Hotels Adapting to Guests More Fixated on Experiences Than Lodging 

As years progress, so do trends and the tastes of those consumers following them. The hospitality industry, specifically hotels, are on the frontlines of hosting guests and most of the time unsuccessfully catering to the “modern” consumer. In 2018, the modern consumer wants fast, accurate, and exciting. This kind of attitude has been driving hotel chains to refocus their attention from standard hospitality practices to a more modern, high-tech approach that is attracting one of the biggest markets for travel and hospitality worldwide: millennials.
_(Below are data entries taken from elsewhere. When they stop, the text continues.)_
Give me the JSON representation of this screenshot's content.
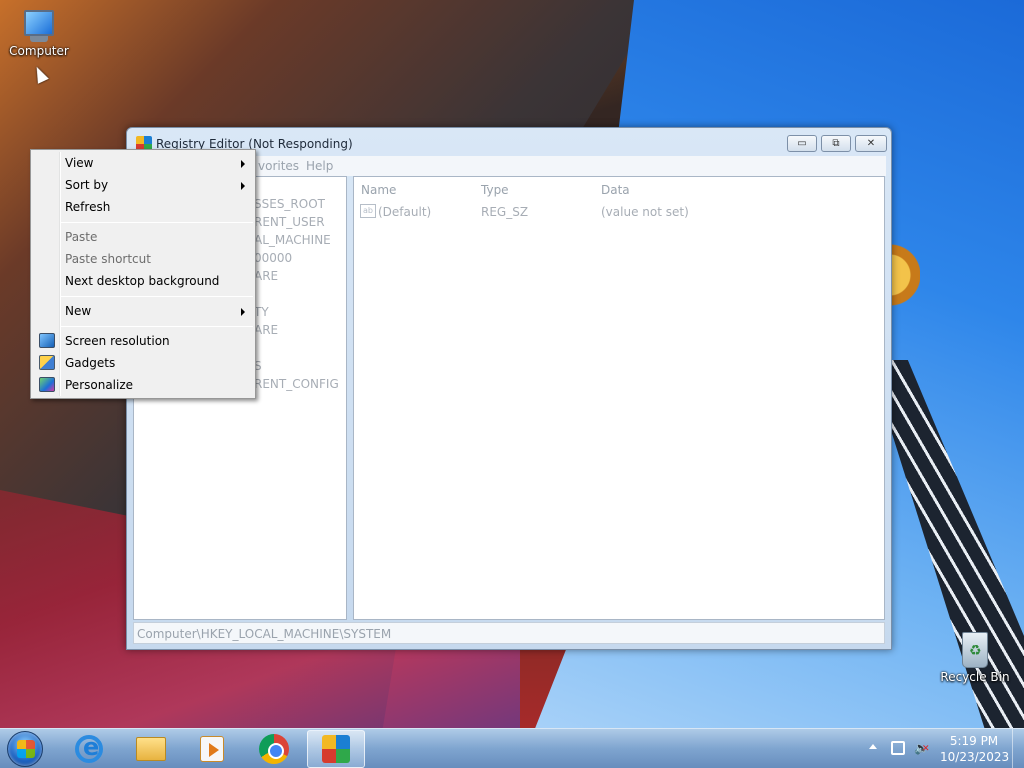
{
  "desktop": {
    "icons": [
      {
        "label": "Computer"
      },
      {
        "label": "Recycle Bin"
      }
    ]
  },
  "registry_window": {
    "title": "Registry Editor (Not Responding)",
    "menu": [
      "vorites",
      "Help"
    ],
    "tree": [
      "SSES_ROOT",
      "RENT_USER",
      "AL_MACHINE",
      "00000",
      "ARE",
      "TY",
      "ARE",
      "S",
      "RENT_CONFIG"
    ],
    "columns": {
      "name": "Name",
      "type": "Type",
      "data": "Data"
    },
    "row": {
      "name": "(Default)",
      "type": "REG_SZ",
      "data": "(value not set)",
      "icon": "ab"
    },
    "status": "Computer\\HKEY_LOCAL_MACHINE\\SYSTEM",
    "buttons": {
      "minimize": "▭",
      "maximize": "⧉",
      "close": "✕"
    }
  },
  "context_menu": {
    "items": [
      {
        "label": "View",
        "submenu": true,
        "enabled": true
      },
      {
        "label": "Sort by",
        "submenu": true,
        "enabled": true
      },
      {
        "label": "Refresh",
        "enabled": true
      },
      {
        "label": "Paste",
        "enabled": false
      },
      {
        "label": "Paste shortcut",
        "enabled": false
      },
      {
        "label": "Next desktop background",
        "enabled": true
      },
      {
        "label": "New",
        "submenu": true,
        "enabled": true
      },
      {
        "label": "Screen resolution",
        "icon": "screen-resolution-icon",
        "enabled": true
      },
      {
        "label": "Gadgets",
        "icon": "gadgets-icon",
        "enabled": true
      },
      {
        "label": "Personalize",
        "icon": "personalize-icon",
        "enabled": true
      }
    ]
  },
  "taskbar": {
    "clock_time": "5:19 PM",
    "clock_date": "10/23/2023",
    "pinned": [
      "internet-explorer-icon",
      "file-explorer-icon",
      "media-player-icon",
      "chrome-icon",
      "registry-editor-icon"
    ]
  }
}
The key trend to look at in modern day hospitality is the technology and the incredible capacity it has to completely revolutionize the guest experience. Hotel giants like Hilton and Marriott are two prime examples of trendsetters utilizing the power of technology and creative thinking to begin using mobile apps as virtual keys—virtually ending the nightmares that have anguished every hotel guest who leaves their hotel key next to their credit card or loses it at the beach under a coconut tree. E-Keys, however, are just the beginning of the technological revolution happening within the hospitality industry. Concepts like AI integrated “Smart Rooms” that go as far as having “interactive corridors that respond to gestures” and eco-friendly features like motion sensor and LED lighting show the futuristic strides currently being made.
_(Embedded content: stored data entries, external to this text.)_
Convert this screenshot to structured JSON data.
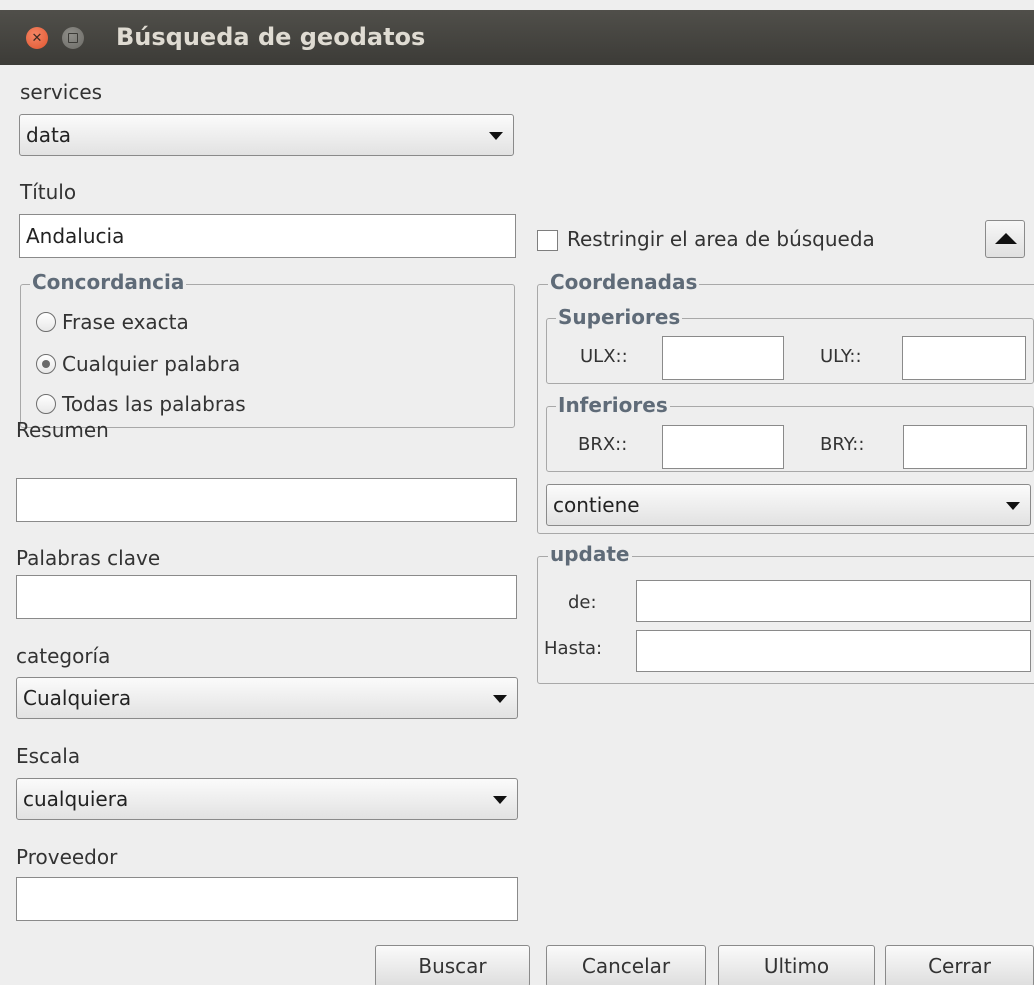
{
  "window": {
    "title": "Búsqueda de geodatos"
  },
  "services": {
    "label": "services",
    "selected": "data"
  },
  "titulo": {
    "label": "Título",
    "value": "Andalucia"
  },
  "restrict": {
    "label": "Restringir el area de búsqueda",
    "checked": false
  },
  "concordancia": {
    "title": "Concordancia",
    "options": [
      "Frase exacta",
      "Cualquier palabra",
      "Todas las palabras"
    ],
    "selected_index": 1
  },
  "coordenadas": {
    "title": "Coordenadas",
    "superiores": {
      "title": "Superiores",
      "ulx_label": "ULX::",
      "uly_label": "ULY::",
      "ulx_value": "",
      "uly_value": ""
    },
    "inferiores": {
      "title": "Inferiores",
      "brx_label": "BRX::",
      "bry_label": "BRY::",
      "brx_value": "",
      "bry_value": ""
    },
    "relation_selected": "contiene"
  },
  "resumen": {
    "label": "Resumen",
    "value": ""
  },
  "palabras_clave": {
    "label": "Palabras clave",
    "value": ""
  },
  "update": {
    "title": "update",
    "de_label": "de:",
    "hasta_label": "Hasta:",
    "de_value": "",
    "hasta_value": ""
  },
  "categoria": {
    "label": "categoría",
    "selected": "Cualquiera"
  },
  "escala": {
    "label": "Escala",
    "selected": "cualquiera"
  },
  "proveedor": {
    "label": "Proveedor",
    "value": ""
  },
  "buttons": {
    "buscar": "Buscar",
    "cancelar": "Cancelar",
    "ultimo": "Ultimo",
    "cerrar": "Cerrar"
  }
}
Hotels must take into consideration why guests are even in the city or town to begin with. Millennials are known for buying “Spiritual Journeys” through Kingston, Jamaica rather than putting money aside in a 401k or any kind of savings account for that matter. Executives and hospitality experts are beginning to take notice, with reports going so far as to say “Based on their travel behaviors and attitudes, Millennials are emerging as one of the most valuable population segments for the growing US travel industry.” With that kind of attitude and money to burn, the big hotel chains are trying to broaden their audience. Marriott recently re-introduced its “Moments” services which, through the company, helps facilitate different vacation experiences like champagne tasting or cave diving.

It seems obvious that, as with any industry, hotels must adapt to the people occupying them. With the increasing implementation of “smart” systems throughout the hotel hierarchy, guests are experiencing better stays and management is operating as efficiently as ever. The rise of the millennial consumer, however, should not be overshadowed. Not only are consumer tastes changing, but the hospitality industry is also now being introduced to a brand new consumer base that unfortunately holds no loyalty to a brand that hasn’t been modernized to cater to their needs.